SUBSCRIBE TO MY YOUTUBE CHANNEL (IT’S FREEEEEE ;-)
Share it with your best friends on FACEBOOK
===============================================
????SUBSCRIBE TO MY YOUTUBE CHANNEL (IT’S FREEEEEE ;-)
Join this channel to get access to perks:
????Here is the link to Buy my Merch (and the No Pineapple on Pizza T-shirt):
????Share it with your FOODIE friends on FACEBOOK
????Check out my website to get more recipes
????Join my Small Group Private Italian Tour and discover the secret gems of Italy with me. Check out the itinerary and make sure you book asap (Only 10 spots available)
????LIKE Vincenzo’s Plate ON FACEBOOK
????FOLLOW ME ON INSTAGRAM @vincenzosplate
???? To purchase my t-shirts and more follow this link:
✔LIKE, SHARE and COMMENT on my videos please. It really means a lot to me.
=========================================================
Check out these PLAYLISTS:
????COOKING WITH MY FAMILY:
????PASTA RECIPES:
????PIZZA RECIPES:
????MAIN COURSE RECIPES:
????DESSERT RECIPES:
✔LIKE, SHARE and COMMENT on my videos please.
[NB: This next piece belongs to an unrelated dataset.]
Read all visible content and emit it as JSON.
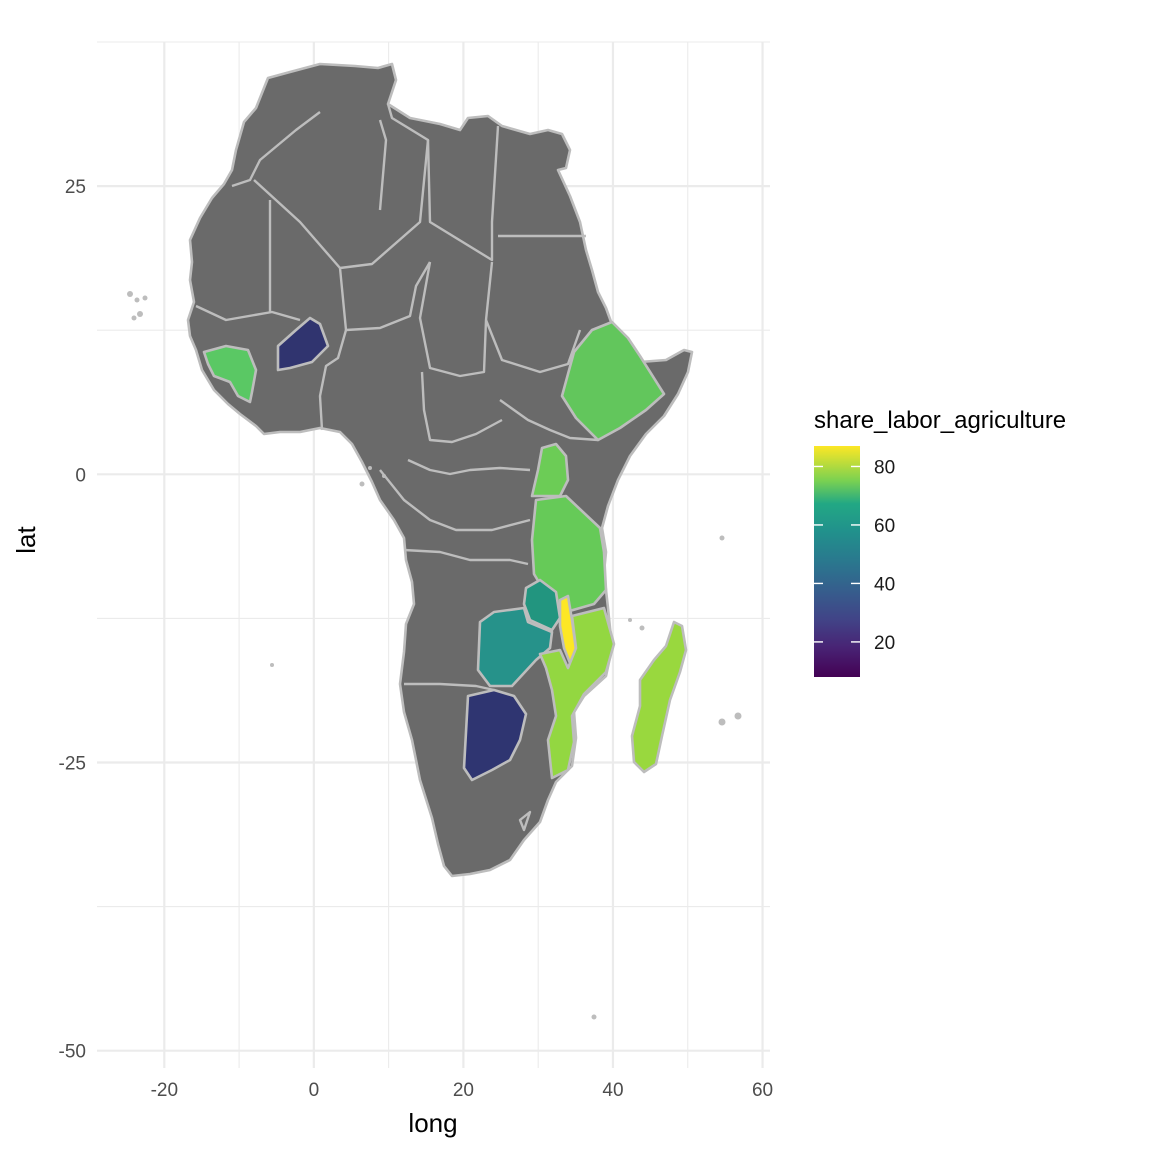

It really means a lot to me.
=======================================================
???? #VincenzosPlate is a YouTube channel with a focus on cooking, determined to teach the world, one video recipe at a time that you don’t need to be a professional chef to impress friends, family and yourself with mouth-watering #ItalianFoodRecipes right out of your very own kitchen whilst having a laugh (and a glass of vino!).
RICOTTA AND SPINACH PIE
INGREDIENTS:
2 sheets of puff pastry (thawed out or fresh)
500g fresh ricotta
120g baby spinach (chopped)
2 x eggs
Pecorino cheese
Salt & Pepper
Nutmeg
Oil spray (Or baking paper to line the baking dish)
UTENSILS:
Round pie dish
1 x sharp knife
1 x fork
Spatula
Large mixing bowl
Pastry brush
METHOD:
1. Preheat your oven to 180 degrees.
2. Put the ricotta into the bowl and begin to break it down using a fork.
3. Add chopped baby spinach and a generous handful of grated pecorino cheese.
4. Mix together well and add a sprinkle of salt and pepper and a touch of nutmeg.
5. Add an egg and mix together once again.
6. Once the ingredients are mixed and the filling looks much creamier, it is ready.
7. Line a baking dish with one sheet of puff pastry and prick the bottom of it using a fork so it helps it to cook through.
8. Fill it using the ricotta mixture and even it out as much as you can using a spatula.
9. Cover the pie with another sheet of puff pastry, angling it so that the edges cover any gaps.
10. Create a crust by gently folding down the edges and joining the two layers together.
11. Press down around the edges using the teeth of a fork.
12. Beat an egg lightly in a small cup and add a drop of water.
13. Brush the egg mix over the top of the pie using a pastry brush.
14. Cook in the oven at 180 degrees celcius for 40 minutes or until golden.
HOW TO SERVE
1. Let the pie rest and cool for up to ten minutes, then slice into triangular serves and place on a wooden board
E ora si mangia, Vincenzo’s Plate…Enjoy!